Slightly fewer people taking HIV medicines died than in the standard care group. However, the result is tough to interpret due to the small number of individuals in the trial. Since the standard care group appears to have been sicker from the start of the trial, an editorial also released on March 18 in the New England Journal of Medicine notes.

Other medicines being tested for the COVID-19 include remdesivir, a drug that reduces RNA replication, and the antimalarial drug, chloroquine. Side effects of chloroquine include blurry vision, low blood sugar, heart problems, muscle weakness, and nausea. A less harmful variant of chloroquine called hydroxychloroquine prevented SARS-CoV-2 from easily infecting monkey cells in laboratory tests, researchers report March 18 in Cell Discovery.

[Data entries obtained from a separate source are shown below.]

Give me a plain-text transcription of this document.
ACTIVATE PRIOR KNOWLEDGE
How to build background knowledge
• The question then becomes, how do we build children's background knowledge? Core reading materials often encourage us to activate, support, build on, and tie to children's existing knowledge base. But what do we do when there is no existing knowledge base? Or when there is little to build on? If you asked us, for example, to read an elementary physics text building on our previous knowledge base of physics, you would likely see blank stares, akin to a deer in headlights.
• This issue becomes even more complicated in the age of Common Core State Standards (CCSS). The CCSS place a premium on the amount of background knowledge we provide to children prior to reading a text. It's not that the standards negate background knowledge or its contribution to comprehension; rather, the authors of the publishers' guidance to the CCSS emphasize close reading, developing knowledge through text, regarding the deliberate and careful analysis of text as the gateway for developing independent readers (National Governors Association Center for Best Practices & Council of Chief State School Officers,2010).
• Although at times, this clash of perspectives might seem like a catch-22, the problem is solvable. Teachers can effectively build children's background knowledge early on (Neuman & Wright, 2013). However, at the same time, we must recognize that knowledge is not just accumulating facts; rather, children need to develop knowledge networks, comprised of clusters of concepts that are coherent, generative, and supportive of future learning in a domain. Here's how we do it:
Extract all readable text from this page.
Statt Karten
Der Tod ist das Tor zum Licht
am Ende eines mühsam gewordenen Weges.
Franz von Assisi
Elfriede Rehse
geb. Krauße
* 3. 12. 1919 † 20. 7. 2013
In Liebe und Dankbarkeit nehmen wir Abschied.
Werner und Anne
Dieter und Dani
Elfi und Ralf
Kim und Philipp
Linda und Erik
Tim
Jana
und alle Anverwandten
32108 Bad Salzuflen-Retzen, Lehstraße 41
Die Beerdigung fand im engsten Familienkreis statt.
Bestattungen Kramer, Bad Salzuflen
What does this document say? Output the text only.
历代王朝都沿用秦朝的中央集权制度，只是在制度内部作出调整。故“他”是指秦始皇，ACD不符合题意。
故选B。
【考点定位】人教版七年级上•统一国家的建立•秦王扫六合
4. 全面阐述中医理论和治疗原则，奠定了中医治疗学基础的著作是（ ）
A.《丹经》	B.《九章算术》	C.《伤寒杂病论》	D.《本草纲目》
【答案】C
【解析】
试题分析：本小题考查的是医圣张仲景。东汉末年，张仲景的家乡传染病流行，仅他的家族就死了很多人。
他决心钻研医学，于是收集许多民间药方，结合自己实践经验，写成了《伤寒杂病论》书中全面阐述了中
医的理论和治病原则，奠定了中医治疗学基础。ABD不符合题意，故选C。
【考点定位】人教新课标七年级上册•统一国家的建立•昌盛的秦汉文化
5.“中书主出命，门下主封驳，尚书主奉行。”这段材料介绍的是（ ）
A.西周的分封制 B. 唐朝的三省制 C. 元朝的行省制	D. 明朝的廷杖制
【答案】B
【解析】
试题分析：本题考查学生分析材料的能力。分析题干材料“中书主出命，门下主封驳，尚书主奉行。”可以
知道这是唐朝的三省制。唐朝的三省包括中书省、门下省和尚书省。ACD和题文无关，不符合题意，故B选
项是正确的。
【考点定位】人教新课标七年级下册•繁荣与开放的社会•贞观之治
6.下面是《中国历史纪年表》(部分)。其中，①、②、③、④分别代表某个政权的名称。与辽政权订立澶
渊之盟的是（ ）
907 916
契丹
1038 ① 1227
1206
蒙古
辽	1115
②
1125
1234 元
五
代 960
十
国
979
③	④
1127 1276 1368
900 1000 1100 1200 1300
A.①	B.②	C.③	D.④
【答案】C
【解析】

President Donald Trump declared March 19 in a White House news conference that the U.S. Food and Drug Administration would make hydroxychloroquine available to treat patients “almost instantaneously.” Because the medication is approved for other uses, physicians may be able to prescribe it for “compassionate use,” which enables doctors to treat people with life-threatening conditions or diseases with medications when no other options are available. Although, the hydroxychloroquine drug has not been shown to work against the coronavirus in trials of individuals.

Currently, many studies and trials are going on world-wide to find a medication to help treat Covid-19 or create a vaccine.